Selain membuka katup aspirasi politik, Pemilu juga membuka pintu kreativitas. Bisa jadi inilah salah satu kekuatan demokrasi. Ketika rakyat diberi ruang untuk bebas memilih, maka kreatifitas untuk mengekpresikan rasa cintanya pun bermunculan. Kebebasan memilih seakan menjadi sine qua non bagi tumbuh-suburnya kreatifitas.
Wajar jika kreatifitas bisa menjadi indikator tumbuh-kembangnya demokrasi. Semakin subur demokrasi bertumbuh, semakin subur kretafitas lahir. Kreatifitas ini pula yang melahirkan sosok “Gemoy”, yang kini menjadi viral.
“harus diingat ya, gemoy’ yang sekarang menjadi perhatian para anak muda itu tumbuh secaraorganik loh. Bukan kami yang bikin ide ‘gemoy’,” kata Rosan Roesani sebagaimana dikutip dari Antara, Senin (27/11/2023).
Tanggapan Ketua TKN Prabowo-Gibran tersebut disampaikan dalam merespon kritikan Wakil Ketua Majelis Suro Partai Keadilan Sejahtera (PKS) Sohibul Imam yang menyebut gimik Gemoy dan santuy narasi yang tak sehat dalam Pemilu.
Menurut Ketua Umum Perisai Prabowo, Ahmad Kailani, memang istilah Gemoy tidak lahir tibatiba. Ia lahir dari “semangat zaman”. Ia cepat popular karena ada paduan dari aspirasi politik Gen Milenial- Zenial., plus perkembangan teknologi. Wajar jika “ledakan” Gemoy sangat cepat.

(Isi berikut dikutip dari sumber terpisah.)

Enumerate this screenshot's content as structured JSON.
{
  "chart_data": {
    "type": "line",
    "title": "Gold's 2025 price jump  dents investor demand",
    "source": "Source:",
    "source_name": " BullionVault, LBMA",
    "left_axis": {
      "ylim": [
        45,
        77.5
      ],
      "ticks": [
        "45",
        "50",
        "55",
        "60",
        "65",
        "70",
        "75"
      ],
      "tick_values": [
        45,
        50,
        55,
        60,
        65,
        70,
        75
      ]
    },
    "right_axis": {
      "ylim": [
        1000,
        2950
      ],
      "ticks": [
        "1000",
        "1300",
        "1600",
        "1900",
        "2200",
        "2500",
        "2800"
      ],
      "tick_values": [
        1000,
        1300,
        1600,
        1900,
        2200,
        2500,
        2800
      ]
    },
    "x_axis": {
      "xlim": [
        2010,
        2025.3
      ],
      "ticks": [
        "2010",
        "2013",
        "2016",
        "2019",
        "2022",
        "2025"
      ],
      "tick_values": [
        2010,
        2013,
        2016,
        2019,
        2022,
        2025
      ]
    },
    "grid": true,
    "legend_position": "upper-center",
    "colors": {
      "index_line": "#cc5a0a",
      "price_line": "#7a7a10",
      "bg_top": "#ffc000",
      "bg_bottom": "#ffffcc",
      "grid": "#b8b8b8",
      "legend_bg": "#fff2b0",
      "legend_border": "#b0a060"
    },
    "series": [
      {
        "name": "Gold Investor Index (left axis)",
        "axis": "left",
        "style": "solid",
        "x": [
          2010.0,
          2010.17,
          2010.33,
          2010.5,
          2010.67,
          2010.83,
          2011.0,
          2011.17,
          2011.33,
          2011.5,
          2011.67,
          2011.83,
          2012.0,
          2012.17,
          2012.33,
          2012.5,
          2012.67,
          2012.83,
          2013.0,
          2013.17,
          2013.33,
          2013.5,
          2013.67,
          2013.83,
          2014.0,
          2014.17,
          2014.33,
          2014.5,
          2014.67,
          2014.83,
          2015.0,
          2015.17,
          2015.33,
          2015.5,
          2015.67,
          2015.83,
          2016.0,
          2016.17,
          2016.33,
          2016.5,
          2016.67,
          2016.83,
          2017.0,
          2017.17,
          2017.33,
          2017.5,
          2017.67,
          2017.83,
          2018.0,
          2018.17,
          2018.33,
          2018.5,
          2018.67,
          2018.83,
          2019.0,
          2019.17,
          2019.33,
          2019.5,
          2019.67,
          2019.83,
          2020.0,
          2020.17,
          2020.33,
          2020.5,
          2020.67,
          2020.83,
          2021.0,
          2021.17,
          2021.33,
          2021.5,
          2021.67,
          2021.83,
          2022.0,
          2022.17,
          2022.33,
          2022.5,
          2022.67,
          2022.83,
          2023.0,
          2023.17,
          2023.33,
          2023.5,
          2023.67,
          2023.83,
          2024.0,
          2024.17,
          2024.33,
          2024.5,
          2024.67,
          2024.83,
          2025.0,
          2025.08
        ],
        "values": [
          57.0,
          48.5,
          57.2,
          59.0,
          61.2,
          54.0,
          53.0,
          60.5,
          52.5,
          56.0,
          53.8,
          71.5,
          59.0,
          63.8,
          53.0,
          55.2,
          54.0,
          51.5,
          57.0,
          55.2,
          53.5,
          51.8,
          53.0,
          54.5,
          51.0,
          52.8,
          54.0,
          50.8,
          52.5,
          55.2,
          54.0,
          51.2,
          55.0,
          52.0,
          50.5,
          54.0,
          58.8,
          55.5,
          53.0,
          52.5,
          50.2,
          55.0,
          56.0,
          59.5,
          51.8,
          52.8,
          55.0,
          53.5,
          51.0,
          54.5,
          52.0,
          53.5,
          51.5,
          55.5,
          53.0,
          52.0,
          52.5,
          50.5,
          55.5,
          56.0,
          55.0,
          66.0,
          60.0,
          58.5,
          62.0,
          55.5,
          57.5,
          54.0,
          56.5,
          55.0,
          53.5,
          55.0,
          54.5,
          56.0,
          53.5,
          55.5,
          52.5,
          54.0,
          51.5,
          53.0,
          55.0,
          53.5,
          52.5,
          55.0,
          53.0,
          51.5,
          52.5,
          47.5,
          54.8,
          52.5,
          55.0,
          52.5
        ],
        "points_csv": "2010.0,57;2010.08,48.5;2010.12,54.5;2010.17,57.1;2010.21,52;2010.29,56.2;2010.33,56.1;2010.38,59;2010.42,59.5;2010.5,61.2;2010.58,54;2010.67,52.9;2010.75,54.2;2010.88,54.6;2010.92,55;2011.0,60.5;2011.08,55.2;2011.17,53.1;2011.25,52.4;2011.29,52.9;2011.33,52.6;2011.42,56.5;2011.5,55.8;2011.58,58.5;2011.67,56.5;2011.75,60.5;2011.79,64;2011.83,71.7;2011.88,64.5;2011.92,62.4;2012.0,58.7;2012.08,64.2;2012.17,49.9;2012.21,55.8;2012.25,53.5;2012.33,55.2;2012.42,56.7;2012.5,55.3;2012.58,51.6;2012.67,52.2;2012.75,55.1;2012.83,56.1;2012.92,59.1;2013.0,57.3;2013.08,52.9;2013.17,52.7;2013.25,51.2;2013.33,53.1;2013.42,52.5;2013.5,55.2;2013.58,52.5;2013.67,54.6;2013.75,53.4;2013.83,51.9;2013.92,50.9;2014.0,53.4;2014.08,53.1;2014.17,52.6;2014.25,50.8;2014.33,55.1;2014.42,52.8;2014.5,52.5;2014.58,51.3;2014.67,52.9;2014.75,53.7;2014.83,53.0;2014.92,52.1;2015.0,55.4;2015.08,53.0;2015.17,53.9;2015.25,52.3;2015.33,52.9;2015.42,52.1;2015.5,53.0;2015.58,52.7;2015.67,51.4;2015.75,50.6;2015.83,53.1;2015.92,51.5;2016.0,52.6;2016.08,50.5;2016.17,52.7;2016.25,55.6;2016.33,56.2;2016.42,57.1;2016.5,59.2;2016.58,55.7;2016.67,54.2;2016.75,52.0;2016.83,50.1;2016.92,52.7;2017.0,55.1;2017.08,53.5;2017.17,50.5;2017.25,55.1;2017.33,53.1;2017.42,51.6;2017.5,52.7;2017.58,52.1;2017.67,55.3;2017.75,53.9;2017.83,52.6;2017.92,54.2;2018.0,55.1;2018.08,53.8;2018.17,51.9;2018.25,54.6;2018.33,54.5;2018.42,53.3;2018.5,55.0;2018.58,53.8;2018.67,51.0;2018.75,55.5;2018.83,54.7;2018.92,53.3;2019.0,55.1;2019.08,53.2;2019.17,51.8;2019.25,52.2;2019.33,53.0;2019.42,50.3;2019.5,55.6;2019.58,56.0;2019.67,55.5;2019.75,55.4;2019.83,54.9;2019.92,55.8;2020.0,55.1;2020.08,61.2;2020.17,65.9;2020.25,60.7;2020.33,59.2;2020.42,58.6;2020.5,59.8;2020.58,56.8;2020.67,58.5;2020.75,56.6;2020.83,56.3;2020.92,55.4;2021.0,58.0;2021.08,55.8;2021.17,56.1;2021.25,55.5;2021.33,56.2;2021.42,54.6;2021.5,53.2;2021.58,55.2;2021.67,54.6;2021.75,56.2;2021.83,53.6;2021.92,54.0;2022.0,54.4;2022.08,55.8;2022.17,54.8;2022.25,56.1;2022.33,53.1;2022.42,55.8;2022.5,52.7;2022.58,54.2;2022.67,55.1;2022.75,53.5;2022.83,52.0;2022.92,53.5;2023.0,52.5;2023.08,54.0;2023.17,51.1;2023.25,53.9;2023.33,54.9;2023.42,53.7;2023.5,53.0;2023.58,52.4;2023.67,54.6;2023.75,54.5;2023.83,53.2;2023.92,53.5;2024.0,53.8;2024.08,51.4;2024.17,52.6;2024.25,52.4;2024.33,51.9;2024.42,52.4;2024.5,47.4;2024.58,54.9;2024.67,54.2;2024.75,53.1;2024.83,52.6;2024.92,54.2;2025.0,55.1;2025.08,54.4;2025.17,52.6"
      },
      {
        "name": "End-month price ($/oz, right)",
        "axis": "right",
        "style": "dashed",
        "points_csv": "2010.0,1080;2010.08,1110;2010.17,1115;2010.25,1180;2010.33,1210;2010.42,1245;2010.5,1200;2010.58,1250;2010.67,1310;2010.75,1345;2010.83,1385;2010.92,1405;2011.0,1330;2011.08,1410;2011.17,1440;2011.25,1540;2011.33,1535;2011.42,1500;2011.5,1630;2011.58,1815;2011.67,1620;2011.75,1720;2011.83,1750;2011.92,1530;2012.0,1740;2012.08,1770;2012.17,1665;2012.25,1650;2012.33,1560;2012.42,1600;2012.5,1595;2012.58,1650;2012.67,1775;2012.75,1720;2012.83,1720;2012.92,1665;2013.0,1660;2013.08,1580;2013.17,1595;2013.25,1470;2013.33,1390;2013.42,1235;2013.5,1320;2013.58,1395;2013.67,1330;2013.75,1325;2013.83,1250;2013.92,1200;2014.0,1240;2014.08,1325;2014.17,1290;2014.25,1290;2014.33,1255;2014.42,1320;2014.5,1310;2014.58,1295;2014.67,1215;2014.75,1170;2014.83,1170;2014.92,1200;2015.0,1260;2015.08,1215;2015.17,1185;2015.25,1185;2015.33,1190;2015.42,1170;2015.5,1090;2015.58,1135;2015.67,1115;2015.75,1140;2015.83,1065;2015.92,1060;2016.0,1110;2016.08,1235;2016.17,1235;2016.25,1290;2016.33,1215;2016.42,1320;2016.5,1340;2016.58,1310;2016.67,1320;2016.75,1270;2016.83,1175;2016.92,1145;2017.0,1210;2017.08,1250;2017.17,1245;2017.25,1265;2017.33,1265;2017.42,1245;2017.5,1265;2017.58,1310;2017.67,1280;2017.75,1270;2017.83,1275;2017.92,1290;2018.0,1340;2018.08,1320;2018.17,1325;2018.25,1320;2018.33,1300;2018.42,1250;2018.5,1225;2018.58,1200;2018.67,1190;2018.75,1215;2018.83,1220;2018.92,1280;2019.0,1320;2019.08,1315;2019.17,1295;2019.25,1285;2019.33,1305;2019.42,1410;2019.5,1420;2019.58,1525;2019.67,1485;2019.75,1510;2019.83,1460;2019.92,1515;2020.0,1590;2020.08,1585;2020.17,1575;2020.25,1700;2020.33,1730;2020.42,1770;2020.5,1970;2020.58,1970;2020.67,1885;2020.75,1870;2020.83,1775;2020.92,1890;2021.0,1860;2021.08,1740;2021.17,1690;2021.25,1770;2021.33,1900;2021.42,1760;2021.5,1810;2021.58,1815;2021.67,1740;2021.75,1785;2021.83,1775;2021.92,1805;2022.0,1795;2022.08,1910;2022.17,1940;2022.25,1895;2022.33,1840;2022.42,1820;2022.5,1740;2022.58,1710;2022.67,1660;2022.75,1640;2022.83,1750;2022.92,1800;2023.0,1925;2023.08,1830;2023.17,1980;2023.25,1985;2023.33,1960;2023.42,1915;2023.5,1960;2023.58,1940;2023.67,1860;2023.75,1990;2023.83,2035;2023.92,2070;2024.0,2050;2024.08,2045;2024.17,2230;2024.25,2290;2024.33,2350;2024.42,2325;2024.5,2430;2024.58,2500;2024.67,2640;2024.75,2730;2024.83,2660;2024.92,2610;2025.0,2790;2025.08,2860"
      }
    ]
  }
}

“Inilah yang menjadi simbol dari politik Prabowo-Gibran”, jelas Kailani.
Sejak awal, Prabowo selalu menampilkan sisi pemimpin dengan semangat merangkul. Ia melarang para relawan untuk menjelek-jelekann lawan. Bahkan tegas Prabowo menyebut, “Ganjar adalah sahabat saya. Anies adalah sahabat saya”.
Wajar jika sulit menemukan relawan Prabowo-Gibran menyebar hoaks dan fitnah. Di mana pun Prabowo mengingatkan “seribu kawan terlalu sedikit, satu musuh terlalu banyak”. Ia ingin Indonesia kuat dalam persatuan dan kesatuan”.
Dari semangat inilah, Prabowo tampil dengan ceria. Tak ada momen yang dilewatkan Prabowo tanpa berjoget. Ia joget dengan gaya yang lucu dan sederhana. Joget inilah yang kemudian menular ke masyarakat.
“Gaya berpolitik Prabowo inilah, ditangkap anak-anak Gen Zet. Inilah yang menginspirasi mereka untuk membuat sosok yang dekat jiwa dan karakter politik Prabawo secara Virtual.
Sosok yang mereka sukai”, papar Kailani.“Jadi, sependapat dengan Pak Rosan Roeslani, Ketua TKN Prabowo-Gibran, sosok Gemoy lahir dari anak-anak G- Zet secara organik”, tambah Kailani, yang juga merupakan Wakil Ketua Relawan TKN Prabowo-Gibran.
Bagi Kailani, pemilik suara dari Gen Millenial dan Gen Zet, memang tidak bisa diabaikan. Selain jumlahnya “mayoritas” juga memiliki prilaku politik yang unik. Mereka rata-rata antipati pada politik “gontok-gontokan”.
Disinilah, sosok Prabowo menjadi idola. Ditambah hadirnya sosok Girban yang menjadi Wakil Prabowo menambah “idealisme” politik Gen Zet menguat”.
Pemilu memang tidak harus tegang. Bahkan sebaliknya, haruslah menggembirakan. Tidak hanya itu, pemilu juga sejatinya menyehatkan. Jadi tidak ada lagi ujaran dan tebaran hoaks dan kebencian. Joget Gemoy, yang kini tengh viral adalah contohnya.
Joget Gemoy yang kini digemari masyarakat adalah bukti bahwa masyarakat menghendaki Pemilu sehat. Contohnya sukses Joget Gemoy ditunjukan oleh Mantan Bupati Purwakarta, Dedi Mulyadi. Di Subang, Dedi Mulyadi sukses menggelar lomba Joget Gemoy dan berhasil melibatkan 500 orang.
“Dari pada sebar hoaks dan kebencian, yuk ah mending Joget Gemoy aja, selain menggembirakan juga menyehatkan”, ajak Kailani.